Qualité vs. compression

La perte de qualité due à la quantification est réelle mais souvent surestimée. Passer de BF16 à Q8 (8 bits) est essentiellement gratuit — les benchmarks montrent typiquement moins de 0,5 % de dégradation sur les évaluations standards. Q5_K_M conserve encore la majorité des capacités du modèle et est souvent le meilleur compromis pour l'inférence locale. Q4_K_M est le seuil où l'on commence à remarquer des différences subtiles : le modèle pourrait être légèrement moins précis avec les nombres, perdre occasionnellement le fil sur de très longues sorties, ou être marginalement moins bon pour suivre des instructions complexes. En dessous de 4 bits, la qualité se dégrade plus notablement — les quantifications Q2 et Q3 peuvent rendre un modèle visiblement moins performant, surtout sur les tâches de raisonnement. La règle générale est : quantifiez en Q4_K_M ou Q5_K_M pour un usage quotidien, et ne descendez plus bas que si vous ne pouvez littéralement pas faire tenir le modèle dans votre VRAM autrement.

Le bonus de vitesse

Il y a une deuxième dimension de la quantification souvent négligée : elle ne se contente pas d'économiser de la mémoire, elle accélère aussi l'inférence. C'est contre-intuitif si on pense au calcul quantifié comme « approximatif » et donc plus lent. Mais pour l'inférence LLM, le goulot d'étranglement pendant la génération de tokens est la lecture des poids du modèle depuis la VRAM (bande passante mémoire), pas le calcul lui-même. Un modèle Q4 a la moitié des données à lire comparé à Q8, donc les tokens sortent à peu près deux fois plus vite — à condition que votre moteur d'inférence prenne correctement en charge le calcul quantifié.
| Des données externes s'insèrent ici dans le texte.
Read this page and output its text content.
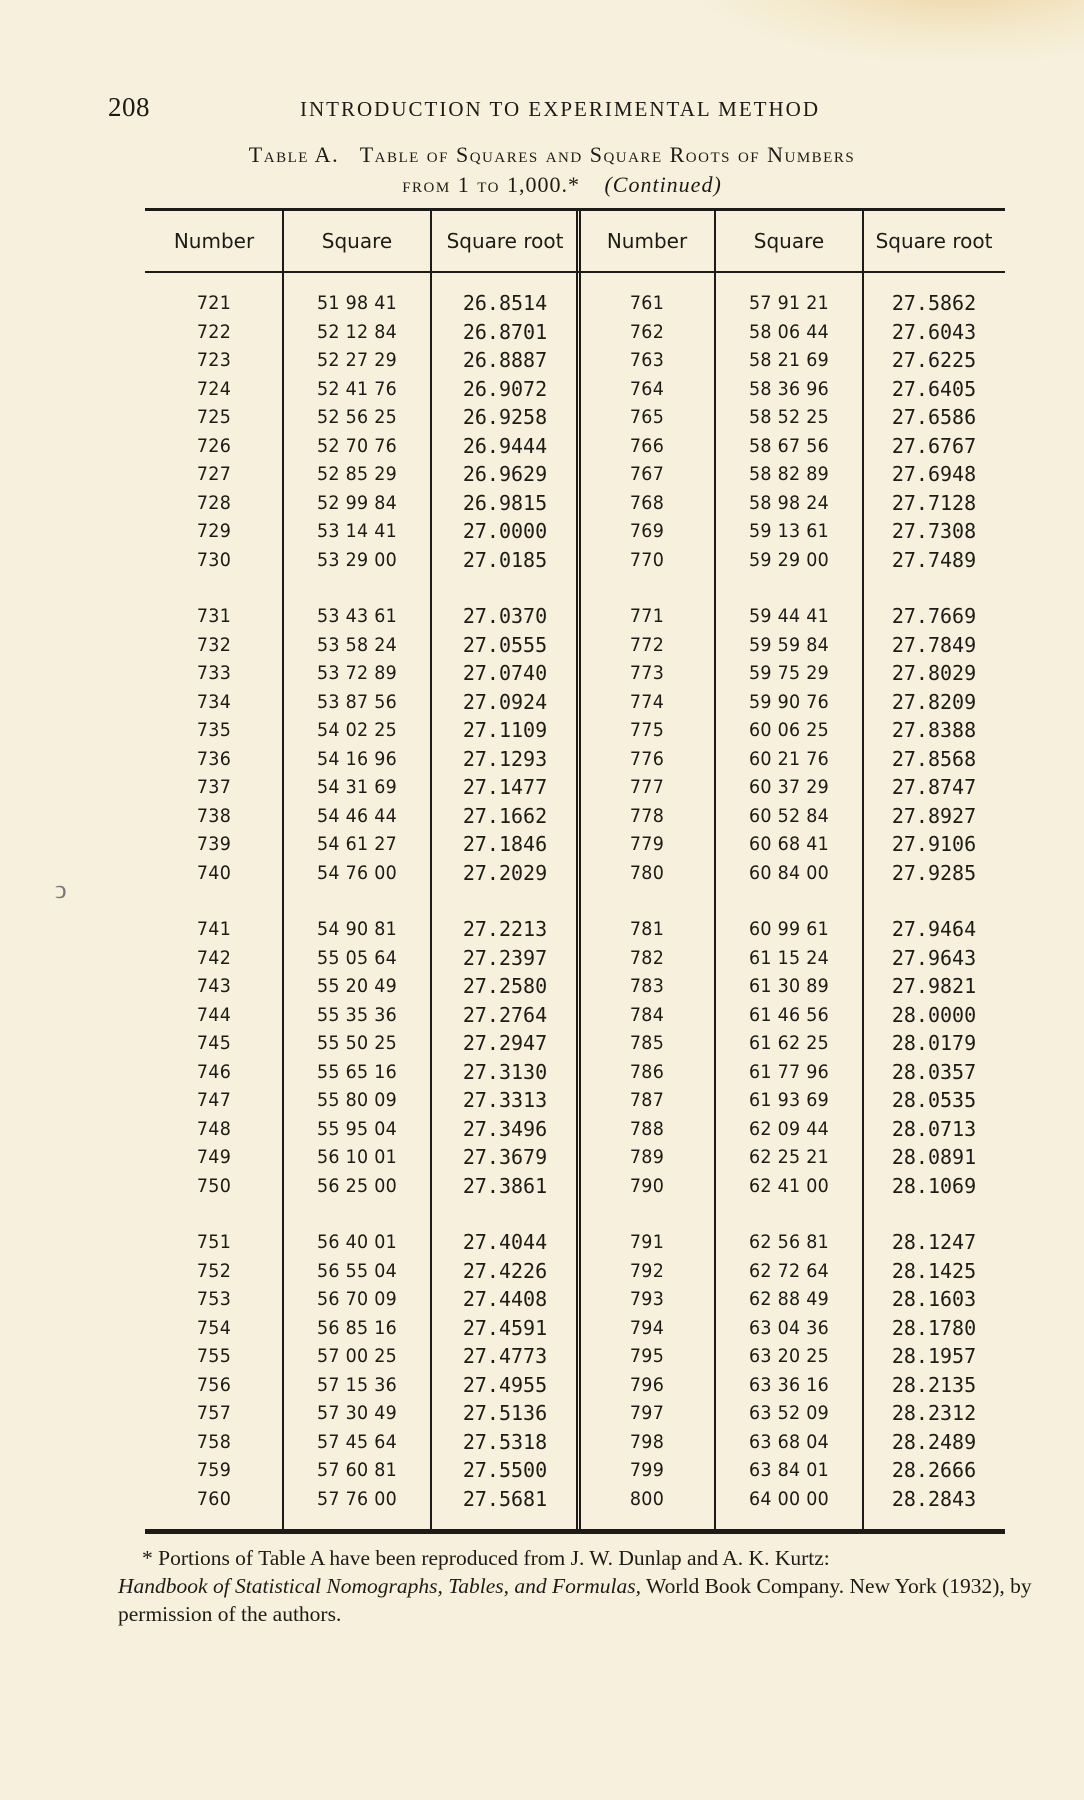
208	INTRODUCTION TO EXPERIMENTAL METHOD
Table A. Table of Squares and Square Roots of Numbers
from 1 to 1,000.* (Continued)
Number	Square	Square root	Number	Square	Square root
721	51 98 41	26.8514	761	57 91 21	27.5862
722	52 12 84	26.8701	762	58 06 44	27.6043
723	52 27 29	26.8887	763	58 21 69	27.6225
724	52 41 76	26.9072	764	58 36 96	27.6405
725	52 56 25	26.9258	765	58 52 25	27.6586
726	52 70 76	26.9444	766	58 67 56	27.6767
727	52 85 29	26.9629	767	58 82 89	27.6948
728	52 99 84	26.9815	768	58 98 24	27.7128
729	53 14 41	27.0000	769	59 13 61	27.7308
730	53 29 00	27.0185	770	59 29 00	27.7489
731	53 43 61	27.0370	771	59 44 41	27.7669
732	53 58 24	27.0555	772	59 59 84	27.7849
733	53 72 89	27.0740	773	59 75 29	27.8029
734	53 87 56	27.0924	774	59 90 76	27.8209
735	54 02 25	27.1109	775	60 06 25	27.8388
736	54 16 96	27.1293	776	60 21 76	27.8568
737	54 31 69	27.1477	777	60 37 29	27.8747
738	54 46 44	27.1662	778	60 52 84	27.8927
739	54 61 27	27.1846	779	60 68 41	27.9106
740	54 76 00	27.2029	780	60 84 00	27.9285
741	54 90 81	27.2213	781	60 99 61	27.9464
742	55 05 64	27.2397	782	61 15 24	27.9643
743	55 20 49	27.2580	783	61 30 89	27.9821
744	55 35 36	27.2764	784	61 46 56	28.0000
745	55 50 25	27.2947	785	61 62 25	28.0179
746	55 65 16	27.3130	786	61 77 96	28.0357
747	55 80 09	27.3313	787	61 93 69	28.0535
748	55 95 04	27.3496	788	62 09 44	28.0713
749	56 10 01	27.3679	789	62 25 21	28.0891
750	56 25 00	27.3861	790	62 41 00	28.1069
751	56 40 01	27.4044	791	62 56 81	28.1247
752	56 55 04	27.4226	792	62 72 64	28.1425
753	56 70 09	27.4408	793	62 88 49	28.1603
754	56 85 16	27.4591	794	63 04 36	28.1780
755	57 00 25	27.4773	795	63 20 25	28.1957
756	57 15 36	27.4955	796	63 36 16	28.2135
757	57 30 49	27.5136	797	63 52 09	28.2312
758	57 45 64	27.5318	798	63 68 04	28.2489
759	57 60 81	27.5500	799	63 84 01	28.2666
760	57 76 00	27.5681	800	64 00 00	28.2843
ↄ
* Portions of Table A have been reproduced from J. W. Dunlap and A. K. Kurtz:
Handbook of Statistical Nomographs, Tables, and Formulas, World Book Company. New York (1932), by permission of the authors.
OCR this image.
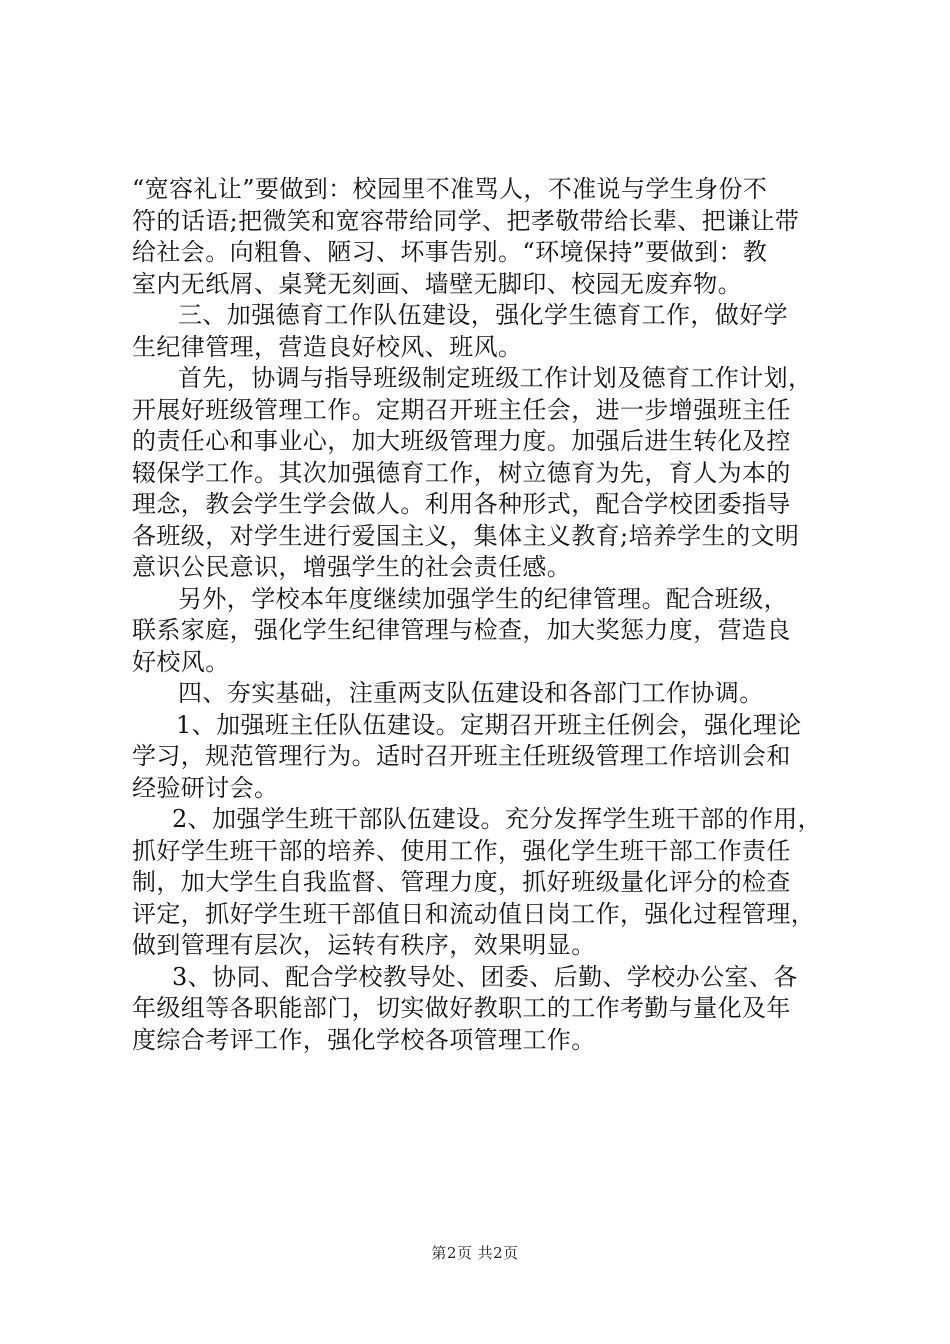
“宽容礼让”要做到：校园里不准骂人，不准说与学生身份不
符的话语;把微笑和宽容带给同学、把孝敬带给长辈、把谦让带
给社会。向粗鲁、陋习、坏事告别。“环境保持”要做到：教
室内无纸屑、桌凳无刻画、墙壁无脚印、校园无废弃物。
三、加强德育工作队伍建设，强化学生德育工作，做好学
生纪律管理，营造良好校风、班风。
首先，协调与指导班级制定班级工作计划及德育工作计划，
开展好班级管理工作。定期召开班主任会，进一步增强班主任
的责任心和事业心，加大班级管理力度。加强后进生转化及控
辍保学工作。其次加强德育工作，树立德育为先，育人为本的
理念，教会学生学会做人。利用各种形式，配合学校团委指导
各班级，对学生进行爱国主义，集体主义教育;培养学生的文明
意识公民意识，增强学生的社会责任感。
另外，学校本年度继续加强学生的纪律管理。配合班级，
联系家庭，强化学生纪律管理与检查，加大奖惩力度，营造良
好校风。
四、夯实基础，注重两支队伍建设和各部门工作协调。
1、加强班主任队伍建设。定期召开班主任例会，强化理论
学习，规范管理行为。适时召开班主任班级管理工作培训会和
经验研讨会。
2、加强学生班干部队伍建设。充分发挥学生班干部的作用，
抓好学生班干部的培养、使用工作，强化学生班干部工作责任
制，加大学生自我监督、管理力度，抓好班级量化评分的检查
评定，抓好学生班干部值日和流动值日岗工作，强化过程管理，
做到管理有层次，运转有秩序，效果明显。
3、协同、配合学校教导处、团委、后勤、学校办公室、各
年级组等各职能部门，切实做好教职工的工作考勤与量化及年
度综合考评工作，强化学校各项管理工作。
第2页 共2页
C'est pourquoi llama.cpp exécutant un modèle Q4_K_M sur un GPU de bureau peut parfois égaler les tokens par seconde d'une API dans le nuage : le modèle quantifié est véritablement plus efficace par unité de matériel. Le compromis est toujours le même — vous échangez un peu de qualité contre la vitesse et l'accessibilité — mais pour de nombreuses applications, c'est un compromis qui en vaut la peine.

Nés quantifiés

Le dernier développement à connaître est l'entraînement conscient de la quantification (QAT), où le modèle est entraîné en tenant compte de la quantification dès le départ plutôt que d'être quantifié après coup. Meta a publié des versions QAT des modèles Llama qui surpassent les équivalents quantifiés post-entraînement à la même largeur de bits. Cette approche produit des modèles qui sont « nés » pour fonctionner à précision réduite plutôt que de se la voir imposée, et c'est probablement la direction que prend le domaine à mesure que l'inférence locale continue de croître.